Tuesday, 23 December 2014

No Room At The Inn

Theological differences aside, I want to like the Salvation Army.

Its oldest functioning band on earth is in Consett, and the organisation is very active in St Helena, although extreme poverty such as people sleeping on the streets does not exist there.

But in Britain, the Salvation Army participates in workfare.

And in America, as one of my regular correspondents has informed me, it has done this.

A boy aged between 12 and 16 is not allowed in its hostels, even if he would otherwise be sleeping on the streets, and even if he is accompanied by both parents, a teenage sister, and a brother aged five.

Apparently, he cannot stay with the women (as if he would wish to) in case he rapes them, and he cannot stay with the men in case they rape him. Read that over again, and again, and again, until it sinks in.

This poor boy had some kind of breakdown because he felt that his family's homelessness was therefore his fault, so he was admitted to a psychiatric facility.

At which point, the Salvation Army admitted his family to its hostel, since the problem - him - no longer presented itself.

I am not blaming any one organisation or country for this.

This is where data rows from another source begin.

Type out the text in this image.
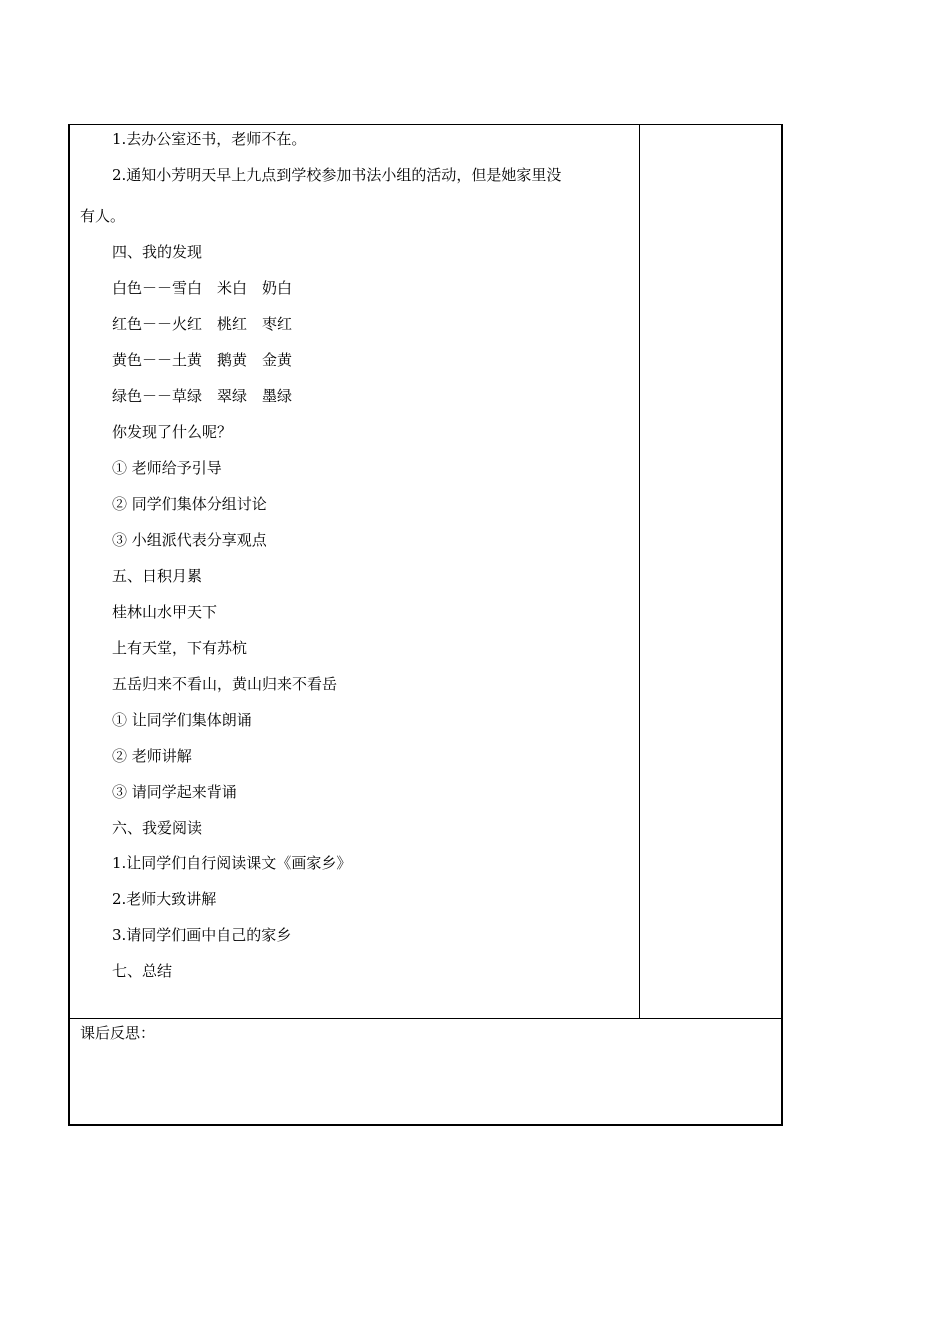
1.去办公室还书，老师不在。
2.通知小芳明天早上九点到学校参加书法小组的活动，但是她家里没
有人。
四、我的发现
白色－－雪白　米白　奶白
红色－－火红　桃红　枣红
黄色－－土黄　鹅黄　金黄
绿色－－草绿　翠绿　墨绿
你发现了什么呢？
① 老师给予引导
② 同学们集体分组讨论
③ 小组派代表分享观点
五、日积月累
桂林山水甲天下
上有天堂，下有苏杭
五岳归来不看山，黄山归来不看岳
① 让同学们集体朗诵
② 老师讲解
③ 请同学起来背诵
六、我爱阅读
1.让同学们自行阅读课文《画家乡》
2.老师大致讲解
3.请同学们画中自己的家乡
七、总结
课后反思：
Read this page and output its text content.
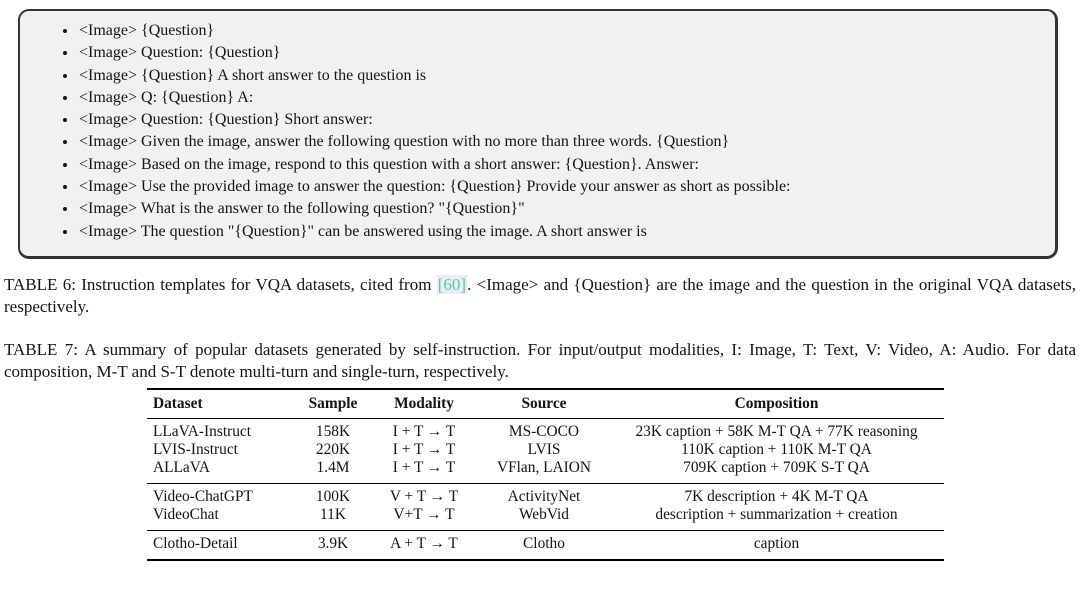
• <Image> {Question}
• <Image> Question: {Question}
• <Image> {Question} A short answer to the question is
• <Image> Q: {Question} A:
• <Image> Question: {Question} Short answer:
• <Image> Given the image, answer the following question with no more than three words. {Question}
• <Image> Based on the image, respond to this question with a short answer: {Question}. Answer:
• <Image> Use the provided image to answer the question: {Question} Provide your answer as short as possible:
• <Image> What is the answer to the following question? "{Question}"
• <Image> The question "{Question}" can be answered using the image. A short answer is

TABLE 6: Instruction templates for VQA datasets, cited from [60]. <Image> and {Question} are the image and the question in the original VQA datasets, respectively.

TABLE 7: A summary of popular datasets generated by self-instruction. For input/output modalities, I: Image, T: Text, V: Video, A: Audio. For data composition, M-T and S-T denote multi-turn and single-turn, respectively.

Dataset	Sample	Modality	Source	Composition
LLaVA-Instruct	158K	I + T → T	MS-COCO	23K caption + 58K M-T QA + 77K reasoning
LVIS-Instruct	220K	I + T → T	LVIS	110K caption + 110K M-T QA
ALLaVA	1.4M	I + T → T	VFlan, LAION	709K caption + 709K S-T QA
Video-ChatGPT	100K	V + T → T	ActivityNet	7K description + 4K M-T QA
VideoChat	11K	V+T → T	WebVid	description + summarization + creation
Clotho-Detail	3.9K	A + T → T	Clotho	caption
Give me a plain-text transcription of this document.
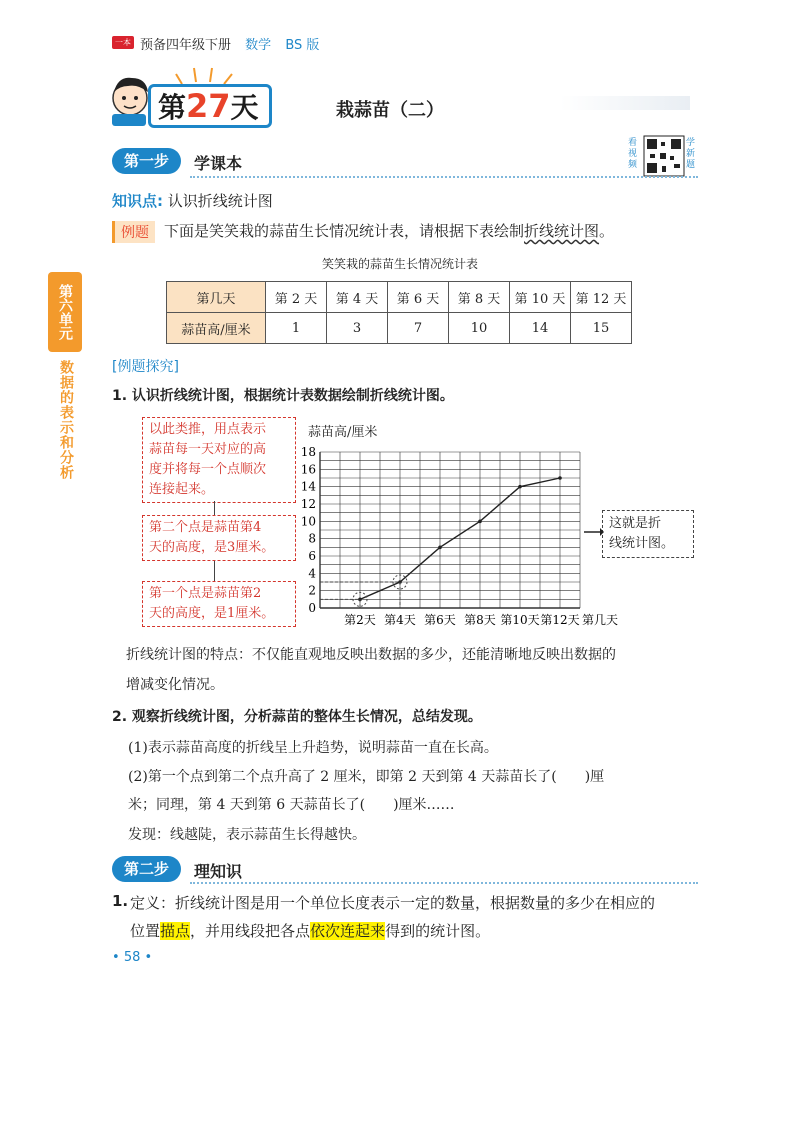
一本 预备四年级下册 数学 BS 版
第27天	栽蒜苗（二）
看视频
学新题
第一步	学课本
第六单元
数据的表示和分析
知识点: 认识折线统计图
例题	下面是笑笑栽的蒜苗生长情况统计表，请根据下表绘制折线统计图。
笑笑栽的蒜苗生长情况统计表
第几天	第 2 天	第 4 天	第 6 天	第 8 天	第 10 天	第 12 天
蒜苗高/厘米	1	3	7	10	14	15
[例题探究]
1. 认识折线统计图，根据统计表数据绘制折线统计图。
以此类推，用点表示
蒜苗每一天对应的高
度并将每一个点顺次
连接起来。
第二个点是蒜苗第4
天的高度，是3厘米。
第一个点是蒜苗第2
天的高度，是1厘米。
这就是折
线统计图。
蒜苗高/厘米
0
2
4
6
8
10
12
14
16
18
第2天 第4天 第6天 第8天 第10天 第12天 第几天
折线统计图的特点：不仅能直观地反映出数据的多少，还能清晰地反映出数据的
增减变化情况。
2. 观察折线统计图，分析蒜苗的整体生长情况，总结发现。
(1)表示蒜苗高度的折线呈上升趋势，说明蒜苗一直在长高。
(2)第一个点到第二个点升高了 2 厘米，即第 2 天到第 4 天蒜苗长了(　　)厘
米；同理，第 4 天到第 6 天蒜苗长了(　　)厘米……
发现：线越陡，表示蒜苗生长得越快。
第二步	理知识
1. 定义：折线统计图是用一个单位长度表示一定的数量，根据数量的多少在相应的
位置描点，并用线段把各点依次连起来得到的统计图。
• 58 •
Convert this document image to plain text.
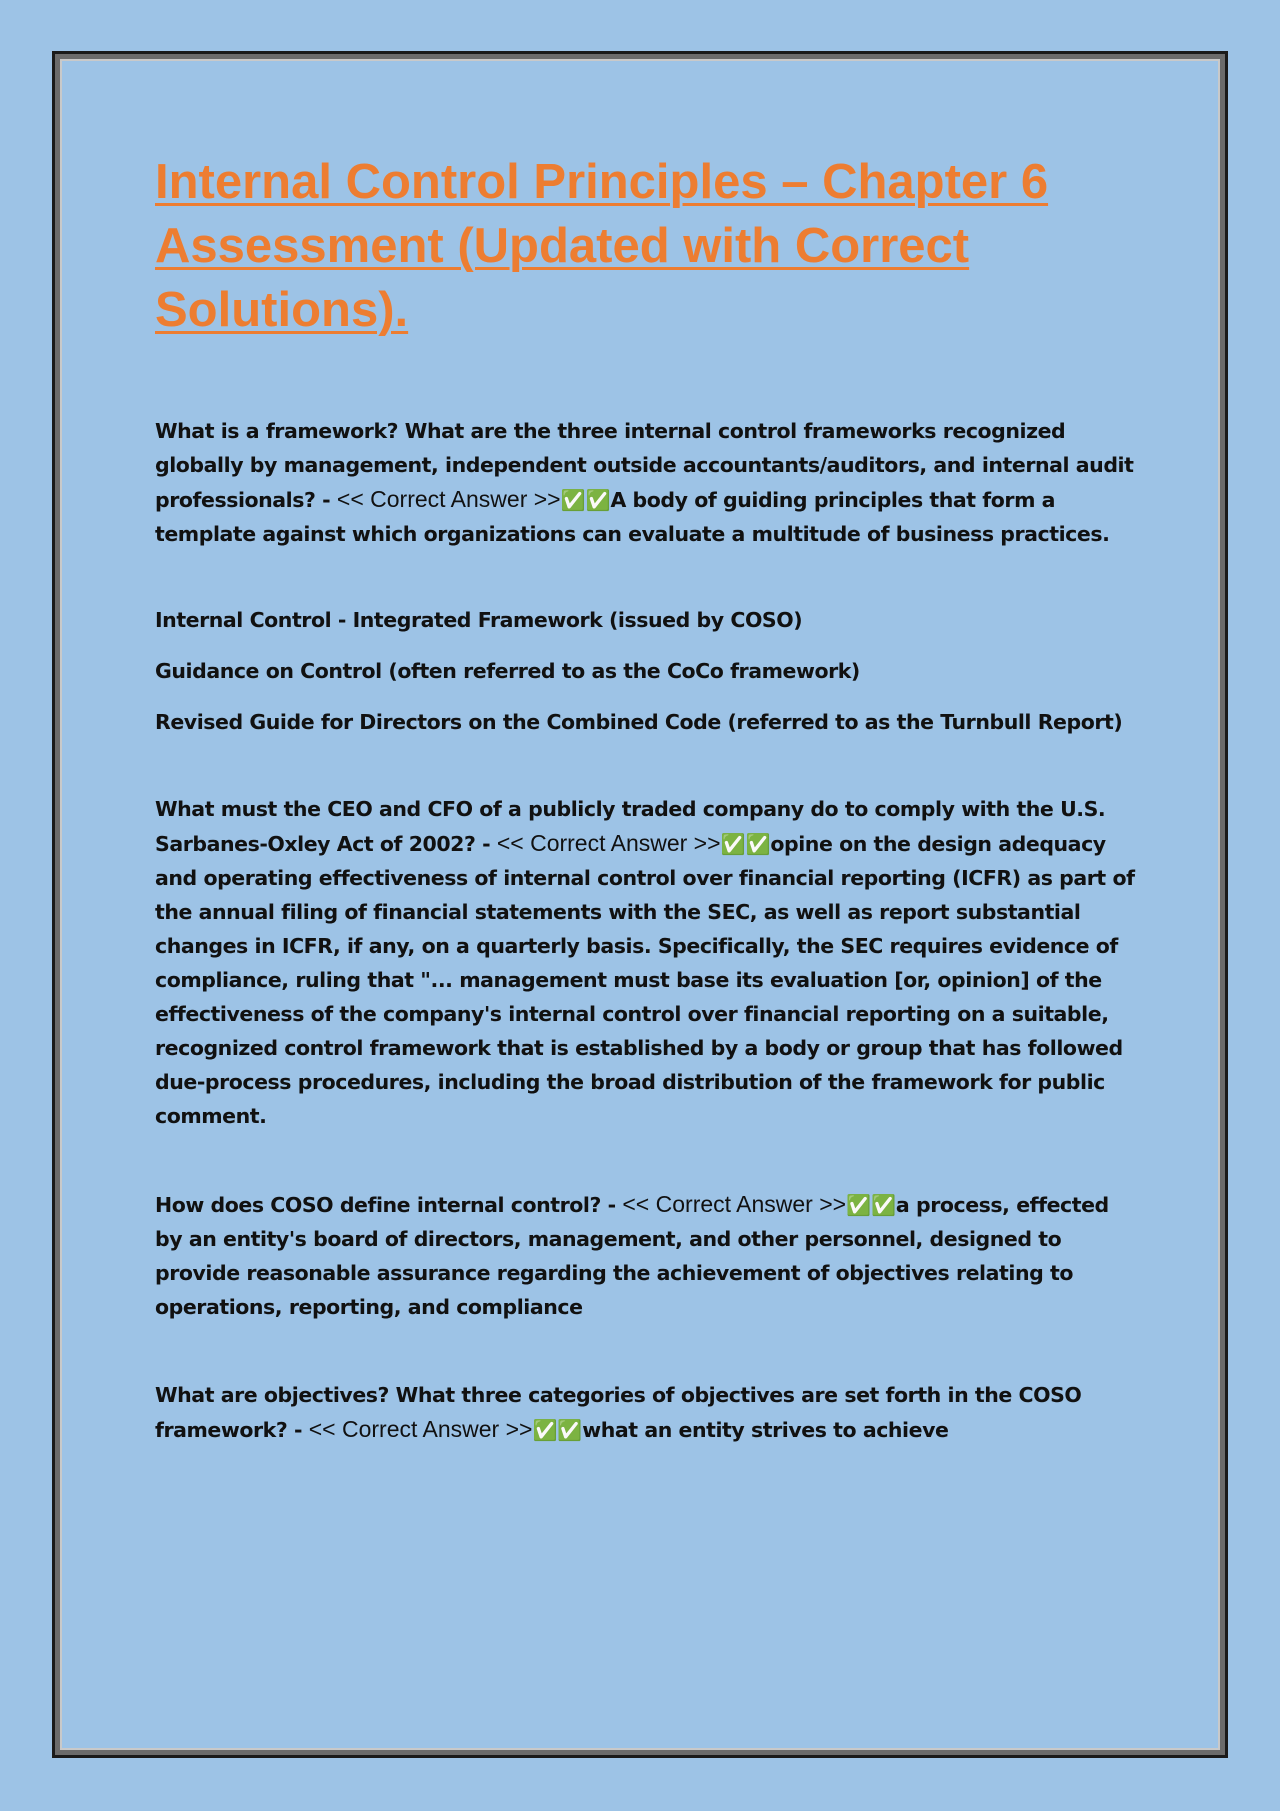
Internal Control Principles – Chapter 6 Assessment (Updated with Correct Solutions).

What is a framework? What are the three internal control frameworks recognized globally by management, independent outside accountants/auditors, and internal audit professionals? - << Correct Answer >>✅✅A body of guiding principles that form a template against which organizations can evaluate a multitude of business practices.

Internal Control - Integrated Framework (issued by COSO)

Guidance on Control (often referred to as the CoCo framework)

Revised Guide for Directors on the Combined Code (referred to as the Turnbull Report)

What must the CEO and CFO of a publicly traded company do to comply with the U.S. Sarbanes-Oxley Act of 2002? - << Correct Answer >>✅✅opine on the design adequacy and operating effectiveness of internal control over financial reporting (ICFR) as part of the annual filing of financial statements with the SEC, as well as report substantial changes in ICFR, if any, on a quarterly basis. Specifically, the SEC requires evidence of compliance, ruling that "... management must base its evaluation [or, opinion] of the effectiveness of the company's internal control over financial reporting on a suitable, recognized control framework that is established by a body or group that has followed due-process procedures, including the broad distribution of the framework for public comment.

How does COSO define internal control? - << Correct Answer >>✅✅a process, effected by an entity's board of directors, management, and other personnel, designed to provide reasonable assurance regarding the achievement of objectives relating to operations, reporting, and compliance

What are objectives? What three categories of objectives are set forth in the COSO framework? - << Correct Answer >>✅✅what an entity strives to achieve
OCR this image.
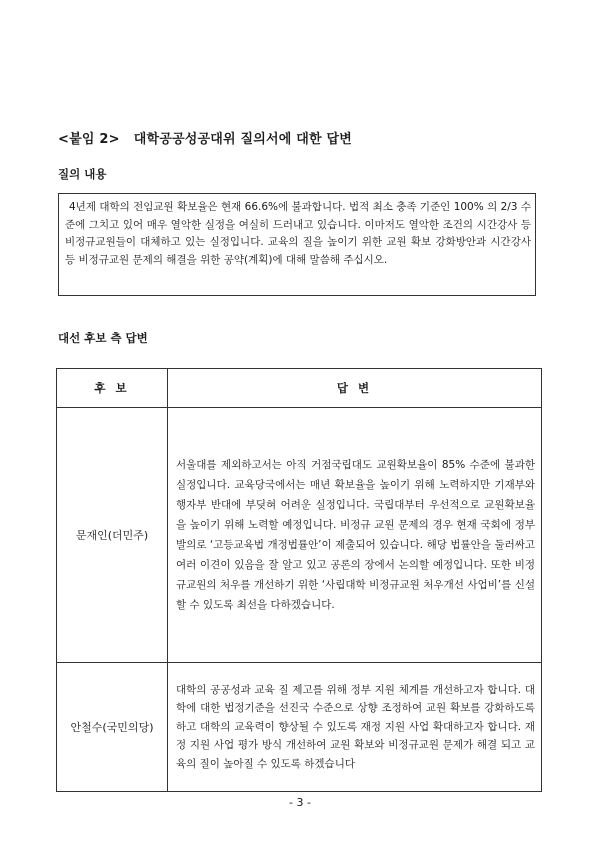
<붙임 2> 대학공공성공대위 질의서에 대한 답변
질의 내용

4년제 대학의 전임교원 확보율은 현재 66.6%에 불과합니다. 법적 최소 충족 기준인 100% 의 2/3 수준에 그치고 있어 매우 열악한 실정을 여실히 드러내고 있습니다. 이마저도 열악한 조건의 시간강사 등 비정규교원들이 대체하고 있는 실정입니다. 교육의 질을 높이기 위한 교원 확보 강화방안과 시간강사 등 비정규교원 문제의 해결을 위한 공약(계획)에 대해 말씀해 주십시오.

대선 후보 측 답변
후 보	답 변
문재인(더민주)	서울대를 제외하고서는 아직 거점국립대도 교원확보율이 85% 수준에 불과한 실정입니다. 교육당국에서는 매년 확보율을 높이기 위해 노력하지만 기재부와 행자부 반대에 부딪혀 어려운 실정입니다. 국립대부터 우선적으로 교원확보율을 높이기 위해 노력할 예정입니다. 비정규 교원 문제의 경우 현재 국회에 정부 발의로 ‘고등교육법 개정법률안’이 제출되어 있습니다. 해당 법률안을 둘러싸고 여러 이견이 있음을 잘 알고 있고 공론의 장에서 논의할 예정입니다. 또한 비정규교원의 처우를 개선하기 위한 ‘사립대학 비정규교원 처우개선 사업비’를 신설할 수 있도록 최선을 다하겠습니다.
안철수(국민의당)	대학의 공공성과 교육 질 제고를 위해 정부 지원 체계를 개선하고자 합니다. 대학에 대한 법정기준을 선진국 수준으로 상향 조정하여 교원 확보를 강화하도록 하고 대학의 교육력이 향상될 수 있도록 재정 지원 사업 확대하고자 합니다. 재정 지원 사업 평가 방식 개선하여 교원 확보와 비정규교원 문제가 해결 되고 교육의 질이 높아질 수 있도록 하겠습니다
- 3 -
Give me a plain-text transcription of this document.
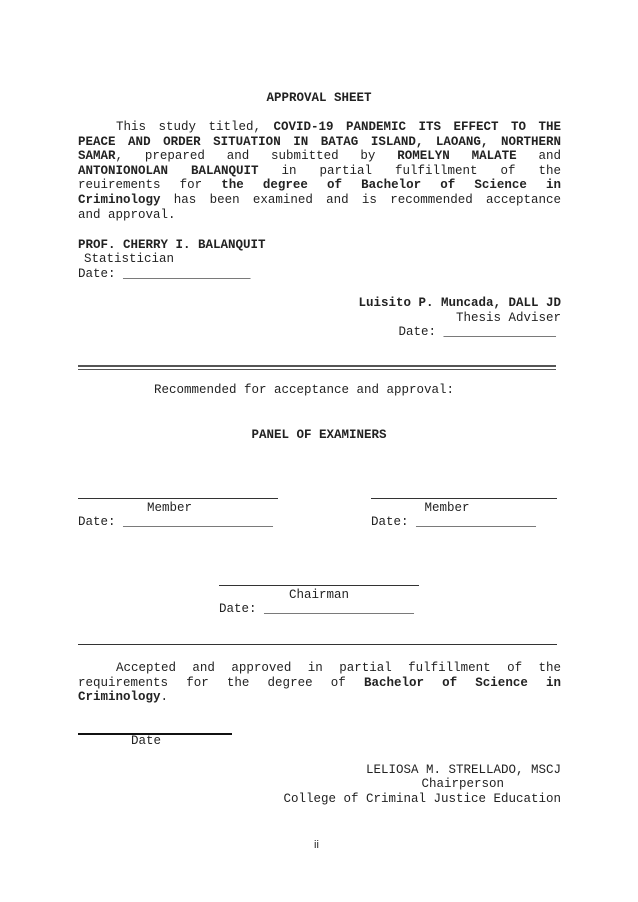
APPROVAL SHEET
This study titled, COVID-19 PANDEMIC ITS EFFECT TO THE
PEACE AND ORDER SITUATION IN BATAG ISLAND, LAOANG, NORTHERN
SAMAR, prepared and submitted by ROMELYN MALATE and
ANTONIONOLAN BALANQUIT in partial fulfillment of the
reuirements for the degree of Bachelor of Science in
Criminology has been examined and is recommended acceptance
and approval.
PROF. CHERRY I. BALANQUIT
Statistician
Date: _________________
Luisito P. Muncada, DALL JD
Thesis Adviser
Date: _______________
Recommended for acceptance and approval:
PANEL OF EXAMINERS
Member
Date: ____________________
Member
Date: ________________
Chairman
Date: ____________________
Accepted and approved in partial fulfillment of the
requirements for the degree of Bachelor of Science in
Criminology.
Date
LELIOSA M. STRELLADO, MSCJ
Chairperson
College of Criminal Justice Education
ii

Most British women's refuges (such of them as remain in the midst of the cuts) will not take sons from the age of 12 up, and I believe that it is correct to say that none will take them from 16 up, which is two years below the age of majority, and which will soon be two years below the statutory school leaving age.

Are they supposed to go and live with their violent fathers instead? Is that supposed to be better?